If anyone has a contribution it would be much apreciated.
Best Answer
Since $\sin^2x_{ij}$ is an arbitrary number in $[0,1]$, and $\cos^2x_{ij}=1-\sin^2x_{ij}$, let's rewrite your expression, with $p_{ij}\in[0,1]$:
$$\prod_{j=1}^n(1-\prod_{i=1}^m p_{ij})+\prod_{i=1}^m(1-\prod_{j=1}^n(1-p_{ij}))$$
Now, consider a matrix of independent events $E_{ij}$ on a given probability space, where the probability of $E_{ij}$ occurring is $p_{ij}$.
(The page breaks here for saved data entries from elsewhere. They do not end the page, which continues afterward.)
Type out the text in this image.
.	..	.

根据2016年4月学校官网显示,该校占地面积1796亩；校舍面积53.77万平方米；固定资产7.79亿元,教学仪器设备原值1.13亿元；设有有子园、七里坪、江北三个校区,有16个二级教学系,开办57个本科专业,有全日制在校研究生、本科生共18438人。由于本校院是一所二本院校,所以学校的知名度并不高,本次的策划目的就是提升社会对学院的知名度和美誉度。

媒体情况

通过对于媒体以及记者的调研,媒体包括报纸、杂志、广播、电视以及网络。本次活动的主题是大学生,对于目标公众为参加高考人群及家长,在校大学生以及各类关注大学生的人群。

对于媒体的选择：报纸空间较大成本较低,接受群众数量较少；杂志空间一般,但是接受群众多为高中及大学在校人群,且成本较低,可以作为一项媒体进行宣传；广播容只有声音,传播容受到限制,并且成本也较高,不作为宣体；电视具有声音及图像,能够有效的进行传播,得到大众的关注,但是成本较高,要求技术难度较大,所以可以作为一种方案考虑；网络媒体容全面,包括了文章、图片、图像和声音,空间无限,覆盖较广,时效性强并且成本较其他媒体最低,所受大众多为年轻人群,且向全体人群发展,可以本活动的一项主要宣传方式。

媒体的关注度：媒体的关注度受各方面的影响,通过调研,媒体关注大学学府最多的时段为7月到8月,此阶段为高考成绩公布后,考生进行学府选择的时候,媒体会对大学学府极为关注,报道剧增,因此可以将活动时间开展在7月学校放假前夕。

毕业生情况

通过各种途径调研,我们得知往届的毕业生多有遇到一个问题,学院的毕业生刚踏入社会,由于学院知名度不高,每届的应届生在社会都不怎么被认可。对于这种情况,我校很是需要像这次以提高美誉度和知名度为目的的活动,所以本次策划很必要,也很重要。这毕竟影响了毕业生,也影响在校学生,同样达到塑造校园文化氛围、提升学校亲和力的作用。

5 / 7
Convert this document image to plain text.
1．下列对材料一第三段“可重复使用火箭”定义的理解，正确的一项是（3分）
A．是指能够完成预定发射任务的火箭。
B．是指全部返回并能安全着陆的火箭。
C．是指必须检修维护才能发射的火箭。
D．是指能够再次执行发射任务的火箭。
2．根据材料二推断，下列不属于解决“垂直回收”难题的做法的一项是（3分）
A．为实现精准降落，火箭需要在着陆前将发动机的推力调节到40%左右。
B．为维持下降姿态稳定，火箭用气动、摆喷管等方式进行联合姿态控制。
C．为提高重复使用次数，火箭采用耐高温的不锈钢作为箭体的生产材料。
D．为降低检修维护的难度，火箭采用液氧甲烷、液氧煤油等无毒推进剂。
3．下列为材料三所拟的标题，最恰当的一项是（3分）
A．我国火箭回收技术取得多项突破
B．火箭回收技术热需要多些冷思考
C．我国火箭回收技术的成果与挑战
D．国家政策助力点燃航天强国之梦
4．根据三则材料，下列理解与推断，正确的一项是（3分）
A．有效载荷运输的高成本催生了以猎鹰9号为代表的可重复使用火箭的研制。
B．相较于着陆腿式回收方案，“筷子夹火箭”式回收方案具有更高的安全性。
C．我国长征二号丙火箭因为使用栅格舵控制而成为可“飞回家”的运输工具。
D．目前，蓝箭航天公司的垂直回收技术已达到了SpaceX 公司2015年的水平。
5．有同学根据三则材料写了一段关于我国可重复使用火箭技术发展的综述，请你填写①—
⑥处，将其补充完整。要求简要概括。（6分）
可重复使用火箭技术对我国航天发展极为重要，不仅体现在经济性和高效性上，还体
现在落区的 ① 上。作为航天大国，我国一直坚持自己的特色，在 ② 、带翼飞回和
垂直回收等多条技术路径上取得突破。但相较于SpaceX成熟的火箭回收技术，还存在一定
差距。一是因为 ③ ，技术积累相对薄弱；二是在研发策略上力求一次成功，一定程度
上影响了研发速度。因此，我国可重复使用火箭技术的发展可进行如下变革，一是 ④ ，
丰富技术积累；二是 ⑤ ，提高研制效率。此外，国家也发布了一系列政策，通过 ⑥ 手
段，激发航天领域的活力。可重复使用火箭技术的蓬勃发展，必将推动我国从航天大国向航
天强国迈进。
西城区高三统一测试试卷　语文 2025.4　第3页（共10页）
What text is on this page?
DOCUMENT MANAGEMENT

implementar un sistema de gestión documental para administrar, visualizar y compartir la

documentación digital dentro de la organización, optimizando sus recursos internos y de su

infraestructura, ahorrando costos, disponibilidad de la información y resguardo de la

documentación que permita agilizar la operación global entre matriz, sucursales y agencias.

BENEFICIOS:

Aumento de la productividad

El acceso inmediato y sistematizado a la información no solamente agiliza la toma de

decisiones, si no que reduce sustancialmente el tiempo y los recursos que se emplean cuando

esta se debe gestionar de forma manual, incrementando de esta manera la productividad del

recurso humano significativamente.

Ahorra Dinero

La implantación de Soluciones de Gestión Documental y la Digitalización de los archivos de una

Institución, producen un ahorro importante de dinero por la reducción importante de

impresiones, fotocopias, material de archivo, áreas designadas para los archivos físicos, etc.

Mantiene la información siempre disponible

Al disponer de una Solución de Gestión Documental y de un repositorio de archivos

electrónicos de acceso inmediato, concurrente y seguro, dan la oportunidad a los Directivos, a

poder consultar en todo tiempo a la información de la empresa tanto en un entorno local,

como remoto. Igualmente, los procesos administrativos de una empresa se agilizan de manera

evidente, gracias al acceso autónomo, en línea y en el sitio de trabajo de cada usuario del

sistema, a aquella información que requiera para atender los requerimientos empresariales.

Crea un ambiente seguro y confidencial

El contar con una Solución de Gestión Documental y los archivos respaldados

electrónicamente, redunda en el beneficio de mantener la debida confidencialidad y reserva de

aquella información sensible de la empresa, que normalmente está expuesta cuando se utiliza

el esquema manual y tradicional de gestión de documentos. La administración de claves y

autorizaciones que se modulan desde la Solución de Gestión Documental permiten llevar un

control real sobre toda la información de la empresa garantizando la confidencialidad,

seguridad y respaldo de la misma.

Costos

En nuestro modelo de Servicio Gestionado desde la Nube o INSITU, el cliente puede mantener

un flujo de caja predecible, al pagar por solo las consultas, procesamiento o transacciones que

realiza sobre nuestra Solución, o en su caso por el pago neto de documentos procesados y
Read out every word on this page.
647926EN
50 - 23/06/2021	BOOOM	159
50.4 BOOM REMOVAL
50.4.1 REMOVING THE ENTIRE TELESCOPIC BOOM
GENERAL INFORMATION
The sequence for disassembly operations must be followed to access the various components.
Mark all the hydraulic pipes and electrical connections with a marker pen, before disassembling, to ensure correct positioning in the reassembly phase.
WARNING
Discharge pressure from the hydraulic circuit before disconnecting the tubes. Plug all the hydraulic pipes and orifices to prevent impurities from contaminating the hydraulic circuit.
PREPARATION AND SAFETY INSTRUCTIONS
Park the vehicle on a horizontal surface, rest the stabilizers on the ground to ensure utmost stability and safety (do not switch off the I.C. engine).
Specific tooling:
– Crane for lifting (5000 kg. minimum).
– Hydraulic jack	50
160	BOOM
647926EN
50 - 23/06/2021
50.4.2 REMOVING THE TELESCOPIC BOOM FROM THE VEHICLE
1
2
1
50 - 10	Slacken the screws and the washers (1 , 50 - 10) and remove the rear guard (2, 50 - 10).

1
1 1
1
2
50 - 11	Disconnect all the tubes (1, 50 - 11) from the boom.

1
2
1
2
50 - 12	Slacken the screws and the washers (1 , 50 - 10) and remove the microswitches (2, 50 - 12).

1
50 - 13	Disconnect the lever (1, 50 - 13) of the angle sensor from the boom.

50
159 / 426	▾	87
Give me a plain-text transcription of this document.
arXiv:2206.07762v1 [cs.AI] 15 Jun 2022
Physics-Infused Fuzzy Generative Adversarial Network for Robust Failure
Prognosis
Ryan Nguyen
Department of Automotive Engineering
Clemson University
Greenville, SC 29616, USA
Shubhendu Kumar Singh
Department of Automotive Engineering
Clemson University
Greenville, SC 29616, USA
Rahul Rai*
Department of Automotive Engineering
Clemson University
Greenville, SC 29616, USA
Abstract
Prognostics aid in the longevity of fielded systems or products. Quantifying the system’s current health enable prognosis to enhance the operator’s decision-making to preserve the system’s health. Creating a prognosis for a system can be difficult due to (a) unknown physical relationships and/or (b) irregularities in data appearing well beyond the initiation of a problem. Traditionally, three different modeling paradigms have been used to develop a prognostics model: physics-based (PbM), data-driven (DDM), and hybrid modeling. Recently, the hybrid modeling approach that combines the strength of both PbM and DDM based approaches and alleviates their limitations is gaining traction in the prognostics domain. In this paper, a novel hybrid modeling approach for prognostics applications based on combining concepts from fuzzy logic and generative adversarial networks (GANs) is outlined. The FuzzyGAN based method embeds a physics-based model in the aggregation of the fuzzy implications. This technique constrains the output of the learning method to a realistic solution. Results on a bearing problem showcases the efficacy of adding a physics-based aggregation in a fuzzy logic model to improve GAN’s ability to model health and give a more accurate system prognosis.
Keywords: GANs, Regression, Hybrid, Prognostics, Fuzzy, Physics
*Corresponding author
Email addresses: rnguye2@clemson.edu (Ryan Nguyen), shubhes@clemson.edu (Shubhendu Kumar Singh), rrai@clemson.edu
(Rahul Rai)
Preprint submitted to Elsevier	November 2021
The first product is the probability of the event $A$: "in every column $j$, at least one event $E_{ij}$ does not occur".
The second product is the probability of the event $B$: "in every row $i$, at least one event $E_{ij}$ is occurring".
Now, we have $P(A\cup B)=P(A)+P(B)-P(A\cap B)$.
If $A$ is false, it means that there is a column where all events occur, but then $B$ must be true. Therefore, $P(A\cup B)=1$. And finally, we may write:
$$P(A)+P(B)-1=P(A)+P(B)-P(A\cup B)=P(A\cap B)\in[0,1]$$
Hence $P(A)+P(B)\ge1$, which is exactly your inequality.